While looking for a game to play over vacation, when I’m away from my main PC, I decided to check in on Master of the Wind, and found that it’s now finished. The seventh and final arc is complete and the entire game is now available as a single download, for free.
Master of the Wind is my favorite game made with RPGMaker, a tool designed for creating old-school Japanese-style role-playing games. For those unfamiliar with the style, these games usually feature pre-set characters, a top-down viewpoint with separate turn-based battles, and an emphasis on story. I find that the most important thing for me when playing such games is the writing, and the writing in Master of the Wind is what really sets it above other games in the genre. The game’s themes include prejudice and racism, societal structure, and the true nature of justice and forgiveness, all handled artfully through the game’s narrative.
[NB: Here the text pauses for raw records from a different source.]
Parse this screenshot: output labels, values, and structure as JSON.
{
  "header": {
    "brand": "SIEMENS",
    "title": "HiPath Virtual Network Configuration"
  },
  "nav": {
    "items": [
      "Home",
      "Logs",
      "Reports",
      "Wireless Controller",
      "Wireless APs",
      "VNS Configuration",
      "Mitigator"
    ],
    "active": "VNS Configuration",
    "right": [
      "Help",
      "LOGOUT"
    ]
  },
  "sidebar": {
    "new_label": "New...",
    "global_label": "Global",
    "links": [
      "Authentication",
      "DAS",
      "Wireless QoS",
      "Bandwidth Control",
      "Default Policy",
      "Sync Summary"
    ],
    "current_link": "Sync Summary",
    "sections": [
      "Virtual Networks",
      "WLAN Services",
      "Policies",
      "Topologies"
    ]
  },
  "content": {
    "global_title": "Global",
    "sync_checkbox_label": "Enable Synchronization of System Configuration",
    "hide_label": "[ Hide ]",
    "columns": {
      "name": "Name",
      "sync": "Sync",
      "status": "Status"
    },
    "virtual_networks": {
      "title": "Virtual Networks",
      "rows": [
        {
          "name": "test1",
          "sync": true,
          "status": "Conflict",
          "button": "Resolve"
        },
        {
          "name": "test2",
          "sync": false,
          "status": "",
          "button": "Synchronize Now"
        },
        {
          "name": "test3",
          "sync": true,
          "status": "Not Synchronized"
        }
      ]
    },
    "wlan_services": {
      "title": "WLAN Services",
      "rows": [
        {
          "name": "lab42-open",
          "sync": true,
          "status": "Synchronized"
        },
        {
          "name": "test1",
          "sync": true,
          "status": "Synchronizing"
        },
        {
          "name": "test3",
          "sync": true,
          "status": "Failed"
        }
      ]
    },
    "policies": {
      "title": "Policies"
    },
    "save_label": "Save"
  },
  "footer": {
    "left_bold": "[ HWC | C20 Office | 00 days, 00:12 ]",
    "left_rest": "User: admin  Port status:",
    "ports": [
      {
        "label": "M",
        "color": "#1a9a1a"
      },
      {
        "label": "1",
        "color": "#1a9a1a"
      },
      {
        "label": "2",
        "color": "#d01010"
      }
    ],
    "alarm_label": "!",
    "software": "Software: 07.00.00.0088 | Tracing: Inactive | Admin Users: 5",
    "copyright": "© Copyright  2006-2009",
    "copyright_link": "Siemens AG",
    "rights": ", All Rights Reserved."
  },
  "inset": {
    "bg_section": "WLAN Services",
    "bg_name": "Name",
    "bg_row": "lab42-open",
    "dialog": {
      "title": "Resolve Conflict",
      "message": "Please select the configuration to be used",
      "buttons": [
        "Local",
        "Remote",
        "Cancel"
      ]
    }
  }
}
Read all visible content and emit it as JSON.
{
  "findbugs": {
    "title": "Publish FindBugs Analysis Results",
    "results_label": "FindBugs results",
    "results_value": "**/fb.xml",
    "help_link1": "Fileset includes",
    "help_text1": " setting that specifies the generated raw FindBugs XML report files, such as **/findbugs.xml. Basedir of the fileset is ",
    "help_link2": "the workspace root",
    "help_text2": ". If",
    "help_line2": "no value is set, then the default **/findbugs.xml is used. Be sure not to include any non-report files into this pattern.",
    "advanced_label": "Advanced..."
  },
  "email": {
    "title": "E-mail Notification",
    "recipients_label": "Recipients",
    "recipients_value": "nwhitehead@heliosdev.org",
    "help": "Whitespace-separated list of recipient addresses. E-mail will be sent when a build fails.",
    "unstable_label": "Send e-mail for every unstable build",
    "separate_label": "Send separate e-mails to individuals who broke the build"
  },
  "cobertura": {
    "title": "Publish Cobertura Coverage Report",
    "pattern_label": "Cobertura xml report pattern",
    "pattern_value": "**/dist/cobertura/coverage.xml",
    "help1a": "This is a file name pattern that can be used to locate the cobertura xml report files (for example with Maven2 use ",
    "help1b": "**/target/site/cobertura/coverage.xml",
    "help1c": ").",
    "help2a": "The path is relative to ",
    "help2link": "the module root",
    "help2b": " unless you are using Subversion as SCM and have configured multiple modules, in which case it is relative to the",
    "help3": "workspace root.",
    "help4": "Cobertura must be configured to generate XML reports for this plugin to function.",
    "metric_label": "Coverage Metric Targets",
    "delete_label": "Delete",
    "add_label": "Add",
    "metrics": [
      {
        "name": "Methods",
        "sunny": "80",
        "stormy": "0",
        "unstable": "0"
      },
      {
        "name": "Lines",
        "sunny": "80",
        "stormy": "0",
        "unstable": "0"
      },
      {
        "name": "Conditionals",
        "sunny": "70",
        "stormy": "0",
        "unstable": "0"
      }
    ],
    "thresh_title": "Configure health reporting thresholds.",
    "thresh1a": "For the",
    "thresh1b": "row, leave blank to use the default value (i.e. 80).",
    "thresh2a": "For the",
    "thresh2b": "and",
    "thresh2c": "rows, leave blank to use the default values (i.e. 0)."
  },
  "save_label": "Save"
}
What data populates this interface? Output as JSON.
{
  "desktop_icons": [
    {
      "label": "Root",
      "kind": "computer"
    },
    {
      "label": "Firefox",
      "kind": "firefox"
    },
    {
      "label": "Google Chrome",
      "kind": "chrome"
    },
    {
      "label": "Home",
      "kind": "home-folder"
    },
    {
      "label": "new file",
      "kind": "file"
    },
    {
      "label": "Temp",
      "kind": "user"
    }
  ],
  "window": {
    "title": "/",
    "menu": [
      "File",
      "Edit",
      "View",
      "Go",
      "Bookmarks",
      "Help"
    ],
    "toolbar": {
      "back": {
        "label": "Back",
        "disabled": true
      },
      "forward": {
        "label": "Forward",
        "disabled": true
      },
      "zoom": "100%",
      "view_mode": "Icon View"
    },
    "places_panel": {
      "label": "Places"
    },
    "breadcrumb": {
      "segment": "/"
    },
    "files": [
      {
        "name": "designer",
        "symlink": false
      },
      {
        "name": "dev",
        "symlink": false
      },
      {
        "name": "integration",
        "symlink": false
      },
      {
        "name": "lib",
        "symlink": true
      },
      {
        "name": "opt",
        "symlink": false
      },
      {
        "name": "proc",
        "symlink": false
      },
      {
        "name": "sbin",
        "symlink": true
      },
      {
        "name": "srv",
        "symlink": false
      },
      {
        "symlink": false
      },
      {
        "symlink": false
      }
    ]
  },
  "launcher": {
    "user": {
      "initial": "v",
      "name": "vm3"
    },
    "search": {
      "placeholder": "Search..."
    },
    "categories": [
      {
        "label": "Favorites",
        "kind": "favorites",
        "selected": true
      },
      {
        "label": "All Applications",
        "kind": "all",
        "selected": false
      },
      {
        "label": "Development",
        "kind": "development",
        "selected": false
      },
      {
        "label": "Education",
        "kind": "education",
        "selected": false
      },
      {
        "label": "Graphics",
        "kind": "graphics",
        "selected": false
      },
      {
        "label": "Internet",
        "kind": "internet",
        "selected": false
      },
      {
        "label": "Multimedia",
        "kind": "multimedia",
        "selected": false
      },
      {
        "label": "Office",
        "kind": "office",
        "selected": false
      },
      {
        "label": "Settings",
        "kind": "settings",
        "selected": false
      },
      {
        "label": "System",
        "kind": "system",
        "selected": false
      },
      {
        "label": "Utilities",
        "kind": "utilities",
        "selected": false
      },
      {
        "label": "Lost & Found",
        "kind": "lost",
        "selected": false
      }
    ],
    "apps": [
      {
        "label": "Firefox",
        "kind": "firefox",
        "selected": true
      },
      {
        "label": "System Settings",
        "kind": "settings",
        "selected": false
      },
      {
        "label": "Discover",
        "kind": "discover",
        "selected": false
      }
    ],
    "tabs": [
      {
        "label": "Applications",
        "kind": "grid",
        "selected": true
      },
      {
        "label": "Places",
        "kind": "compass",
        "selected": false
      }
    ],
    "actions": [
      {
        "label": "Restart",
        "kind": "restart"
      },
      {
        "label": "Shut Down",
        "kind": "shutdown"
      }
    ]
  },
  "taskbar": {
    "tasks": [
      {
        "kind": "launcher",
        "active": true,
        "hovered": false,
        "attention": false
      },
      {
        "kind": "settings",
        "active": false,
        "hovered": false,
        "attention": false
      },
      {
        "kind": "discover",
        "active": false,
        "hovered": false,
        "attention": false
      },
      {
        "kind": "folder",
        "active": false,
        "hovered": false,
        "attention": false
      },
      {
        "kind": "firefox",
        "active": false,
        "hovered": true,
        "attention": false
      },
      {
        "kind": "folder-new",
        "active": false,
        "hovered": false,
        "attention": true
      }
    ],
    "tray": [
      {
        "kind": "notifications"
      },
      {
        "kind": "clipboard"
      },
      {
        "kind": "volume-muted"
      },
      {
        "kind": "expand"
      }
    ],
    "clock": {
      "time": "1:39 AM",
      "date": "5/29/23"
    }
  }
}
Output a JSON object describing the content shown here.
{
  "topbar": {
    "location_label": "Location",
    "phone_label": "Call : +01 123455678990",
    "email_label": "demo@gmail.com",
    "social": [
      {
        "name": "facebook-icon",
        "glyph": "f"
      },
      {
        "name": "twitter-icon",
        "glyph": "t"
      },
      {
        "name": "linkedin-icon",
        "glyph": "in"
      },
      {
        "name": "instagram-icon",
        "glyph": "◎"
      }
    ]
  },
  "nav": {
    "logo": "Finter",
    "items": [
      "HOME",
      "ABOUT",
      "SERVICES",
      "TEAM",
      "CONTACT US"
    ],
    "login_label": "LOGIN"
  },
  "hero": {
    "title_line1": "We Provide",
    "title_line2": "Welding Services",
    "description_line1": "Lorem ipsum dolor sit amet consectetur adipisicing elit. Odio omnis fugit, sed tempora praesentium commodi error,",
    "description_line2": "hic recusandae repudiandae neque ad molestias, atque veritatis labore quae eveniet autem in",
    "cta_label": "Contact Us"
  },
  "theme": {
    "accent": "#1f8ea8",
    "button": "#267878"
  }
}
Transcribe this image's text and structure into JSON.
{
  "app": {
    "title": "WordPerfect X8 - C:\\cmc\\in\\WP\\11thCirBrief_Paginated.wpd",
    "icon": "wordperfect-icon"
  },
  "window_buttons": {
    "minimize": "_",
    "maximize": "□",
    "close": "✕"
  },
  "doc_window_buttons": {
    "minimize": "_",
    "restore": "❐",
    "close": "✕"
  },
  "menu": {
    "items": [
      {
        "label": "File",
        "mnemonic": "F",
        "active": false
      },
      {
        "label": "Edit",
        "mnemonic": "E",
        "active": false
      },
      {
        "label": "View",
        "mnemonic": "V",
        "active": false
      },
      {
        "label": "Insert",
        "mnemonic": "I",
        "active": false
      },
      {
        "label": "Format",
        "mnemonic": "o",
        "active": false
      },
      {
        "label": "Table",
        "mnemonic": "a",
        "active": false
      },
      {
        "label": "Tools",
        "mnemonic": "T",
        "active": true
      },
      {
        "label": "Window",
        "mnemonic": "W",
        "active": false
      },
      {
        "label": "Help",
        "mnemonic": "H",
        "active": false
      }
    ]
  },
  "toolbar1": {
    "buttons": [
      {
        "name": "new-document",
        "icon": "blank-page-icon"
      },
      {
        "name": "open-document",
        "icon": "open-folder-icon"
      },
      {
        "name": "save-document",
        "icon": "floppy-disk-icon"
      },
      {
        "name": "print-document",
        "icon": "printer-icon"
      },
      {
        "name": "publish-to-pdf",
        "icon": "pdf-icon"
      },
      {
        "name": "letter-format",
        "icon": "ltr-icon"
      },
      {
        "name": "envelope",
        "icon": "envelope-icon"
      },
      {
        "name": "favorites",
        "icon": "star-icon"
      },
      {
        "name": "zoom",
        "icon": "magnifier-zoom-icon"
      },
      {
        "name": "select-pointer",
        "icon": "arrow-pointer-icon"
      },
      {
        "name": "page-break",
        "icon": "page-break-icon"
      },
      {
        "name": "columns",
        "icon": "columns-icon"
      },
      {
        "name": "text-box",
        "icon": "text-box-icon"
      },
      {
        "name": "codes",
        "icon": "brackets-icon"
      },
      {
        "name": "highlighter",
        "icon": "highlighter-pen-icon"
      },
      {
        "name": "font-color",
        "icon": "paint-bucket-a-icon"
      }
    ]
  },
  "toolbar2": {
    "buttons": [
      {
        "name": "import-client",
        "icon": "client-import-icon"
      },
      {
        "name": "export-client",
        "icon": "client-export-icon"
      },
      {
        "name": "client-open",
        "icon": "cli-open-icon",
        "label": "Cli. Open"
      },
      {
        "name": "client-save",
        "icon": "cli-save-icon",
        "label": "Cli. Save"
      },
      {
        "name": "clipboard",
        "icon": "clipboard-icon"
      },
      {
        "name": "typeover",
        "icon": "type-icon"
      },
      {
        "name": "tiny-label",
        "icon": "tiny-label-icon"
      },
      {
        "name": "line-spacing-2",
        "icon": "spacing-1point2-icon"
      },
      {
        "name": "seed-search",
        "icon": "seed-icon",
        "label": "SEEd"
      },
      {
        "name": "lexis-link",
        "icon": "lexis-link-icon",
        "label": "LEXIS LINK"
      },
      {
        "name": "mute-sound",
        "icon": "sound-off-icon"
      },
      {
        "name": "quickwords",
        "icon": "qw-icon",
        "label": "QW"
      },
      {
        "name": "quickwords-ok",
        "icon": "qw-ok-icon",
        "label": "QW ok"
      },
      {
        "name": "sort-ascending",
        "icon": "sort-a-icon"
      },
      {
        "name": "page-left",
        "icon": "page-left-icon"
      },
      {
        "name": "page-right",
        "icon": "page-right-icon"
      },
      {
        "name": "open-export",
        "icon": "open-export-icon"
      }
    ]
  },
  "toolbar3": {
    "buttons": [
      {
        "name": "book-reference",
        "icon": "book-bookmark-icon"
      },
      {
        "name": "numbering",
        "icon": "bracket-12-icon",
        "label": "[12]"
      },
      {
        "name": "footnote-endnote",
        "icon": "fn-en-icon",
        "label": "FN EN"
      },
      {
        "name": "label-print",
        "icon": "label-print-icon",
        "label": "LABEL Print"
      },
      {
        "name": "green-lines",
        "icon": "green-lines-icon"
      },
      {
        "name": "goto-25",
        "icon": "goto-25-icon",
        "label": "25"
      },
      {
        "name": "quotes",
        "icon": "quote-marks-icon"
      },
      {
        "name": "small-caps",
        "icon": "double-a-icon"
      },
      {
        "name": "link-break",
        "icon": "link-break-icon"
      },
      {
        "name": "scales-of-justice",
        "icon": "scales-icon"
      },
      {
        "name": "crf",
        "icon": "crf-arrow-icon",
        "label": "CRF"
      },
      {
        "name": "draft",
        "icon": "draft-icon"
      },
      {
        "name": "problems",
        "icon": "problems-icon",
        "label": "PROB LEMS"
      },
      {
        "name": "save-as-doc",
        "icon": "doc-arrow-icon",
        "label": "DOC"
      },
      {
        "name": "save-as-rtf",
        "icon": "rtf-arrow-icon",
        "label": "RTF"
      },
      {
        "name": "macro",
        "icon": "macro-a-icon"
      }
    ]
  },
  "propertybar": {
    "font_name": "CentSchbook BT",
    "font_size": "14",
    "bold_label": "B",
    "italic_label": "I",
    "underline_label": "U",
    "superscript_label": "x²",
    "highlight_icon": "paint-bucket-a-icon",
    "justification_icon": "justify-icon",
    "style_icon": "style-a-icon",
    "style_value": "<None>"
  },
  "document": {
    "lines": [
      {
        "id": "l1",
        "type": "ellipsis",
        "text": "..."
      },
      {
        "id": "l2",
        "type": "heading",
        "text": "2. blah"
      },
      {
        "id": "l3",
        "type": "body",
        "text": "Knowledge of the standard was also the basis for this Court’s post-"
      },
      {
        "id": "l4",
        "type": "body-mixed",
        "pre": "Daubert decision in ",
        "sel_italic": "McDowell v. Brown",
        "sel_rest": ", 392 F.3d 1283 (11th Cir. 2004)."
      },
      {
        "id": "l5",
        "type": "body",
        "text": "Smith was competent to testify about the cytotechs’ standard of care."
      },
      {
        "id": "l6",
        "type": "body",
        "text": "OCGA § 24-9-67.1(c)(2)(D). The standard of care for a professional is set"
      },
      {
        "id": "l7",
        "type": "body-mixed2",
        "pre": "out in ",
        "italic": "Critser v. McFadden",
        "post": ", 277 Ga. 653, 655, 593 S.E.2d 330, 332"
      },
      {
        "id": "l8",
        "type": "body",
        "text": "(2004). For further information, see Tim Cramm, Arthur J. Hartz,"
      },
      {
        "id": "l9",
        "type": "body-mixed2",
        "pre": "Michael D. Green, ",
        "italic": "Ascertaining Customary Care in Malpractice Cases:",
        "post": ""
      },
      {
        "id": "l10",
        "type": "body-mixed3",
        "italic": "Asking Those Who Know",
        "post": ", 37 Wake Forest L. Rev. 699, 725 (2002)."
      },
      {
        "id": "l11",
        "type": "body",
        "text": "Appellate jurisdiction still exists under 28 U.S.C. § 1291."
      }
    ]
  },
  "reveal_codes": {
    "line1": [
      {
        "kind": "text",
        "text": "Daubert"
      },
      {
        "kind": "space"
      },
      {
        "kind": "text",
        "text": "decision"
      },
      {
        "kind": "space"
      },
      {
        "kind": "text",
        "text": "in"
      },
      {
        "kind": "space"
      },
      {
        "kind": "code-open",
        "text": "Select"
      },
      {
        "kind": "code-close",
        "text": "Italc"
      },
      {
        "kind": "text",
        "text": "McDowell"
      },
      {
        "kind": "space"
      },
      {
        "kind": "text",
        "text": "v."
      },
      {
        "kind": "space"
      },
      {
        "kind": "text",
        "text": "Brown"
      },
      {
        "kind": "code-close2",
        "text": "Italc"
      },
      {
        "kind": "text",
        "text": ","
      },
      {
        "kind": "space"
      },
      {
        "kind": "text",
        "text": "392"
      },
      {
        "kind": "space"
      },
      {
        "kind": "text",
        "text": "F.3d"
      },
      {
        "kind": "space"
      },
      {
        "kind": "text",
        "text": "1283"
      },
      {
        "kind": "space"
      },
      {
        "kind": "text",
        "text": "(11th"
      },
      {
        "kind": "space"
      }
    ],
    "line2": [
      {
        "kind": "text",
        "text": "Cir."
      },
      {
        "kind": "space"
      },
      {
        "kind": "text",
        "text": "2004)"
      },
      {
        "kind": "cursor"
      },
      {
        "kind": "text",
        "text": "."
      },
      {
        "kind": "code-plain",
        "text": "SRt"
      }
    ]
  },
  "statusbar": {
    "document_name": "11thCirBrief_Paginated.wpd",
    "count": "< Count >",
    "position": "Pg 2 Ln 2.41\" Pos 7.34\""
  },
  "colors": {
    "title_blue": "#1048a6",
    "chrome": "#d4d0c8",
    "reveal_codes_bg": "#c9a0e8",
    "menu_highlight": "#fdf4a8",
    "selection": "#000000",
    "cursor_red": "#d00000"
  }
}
Try it out by downloading here, or read on for some more thoughts on the game.
The protagonists of Master of the Wind are Shroud and Stoic. They are superheroes, donning masks and protecting the town of Port Arianna from vampires and thieves. Shroud is a wind lancer, fighting with a pike and wind magic, but by day is simply mild-mannered Cade. Stoic, a fighter who wields a sword in each hand, is a skeleton. Yes, a skeleton. Raised into undeath by necromancy. But it doesn’t stop him from fighting for justice.
By day, the pair work in an armor shop in town, selling expensive but high-quality hand-crafted armor to the residents. That is, until one of the new Equipment King chain stores opens up in town, selling both weapons and armor at ridiculously low prices and muscling out the competition. It soon becomes clear that Equipment King is engaging in some shady activity to secure its dominance in the market, and Shroud and Stoic decide to start a little investigation.
From these beginnings, the plot blossoms into a grand adventure, full of interesting characters and the rich history of the world of Solest (apparently drawing on several earlier, unreleased games by the same team). Shroud and Stoic could easily have been generic heroes, but are instead fleshed-out characters with their own flaws and idiosyncrasies. For example, while few would argue that Equipment King’s methods are despicable, Shroud and Stoic show a vehement opposition to big business (and, occasionally, towards rich people in general) that hardly serves to further their cause amongst those they meet. The pair also show genuine character growth over the course of the game, which is a refreshing thing to see. While I have not yet played the final arc in the story, the first six are uniformly excellent, although the later ones become heavy on exposition and a little lighter on actual gameplay. The writing stumbles a few times in these later sections but overall remains high quality throughout.
Graphically, the game is a mix of original artwork and standard RPGMaker assets. The environments and backgrounds are typically made from stock tilesets but the character and monster art is mostly original. Some minor characters have stock portraits that clash with the original art for the main characters, but that’s a minor complaint. The music also deserves a highlight; while few (none?) of the tracks are original, they are tastefully curated and fit the mood of various scenes perfectly.
In terms of its gameplay systems, Master of the Wind is very traditional. The turn-based battles will be instantly familiar to anyone who has played the early entries from classic series such as Final Fantasy or Dragon Warrior. Battles are random, but there is an “encounter rate” slider in the corner of the screen which will warn players when the next battle will occur. Characters fight with a mix of standard attacks, special abilities and spells, and there are a variety of status effects that can be strategically applied to enemies, as well as elemental strengths and weaknesses to exploit. There is also a crafting system in the game, letting players craft new armor and equipment from ingredients found from battles. For those who tire of fighting for crafting ingredients, the ingredients can simply be purchased as well.
Some players might find the opening a bit slow, but I recommend sticking with it. It’s got plenty of content, great characterization and writing, and, best of all, is completely free. What is there to lose? I plan on playing through again, and I’ll probably write another post once I’ve finished and seen the ending. But I wanted to recommend the game now, for those readers who might be interested.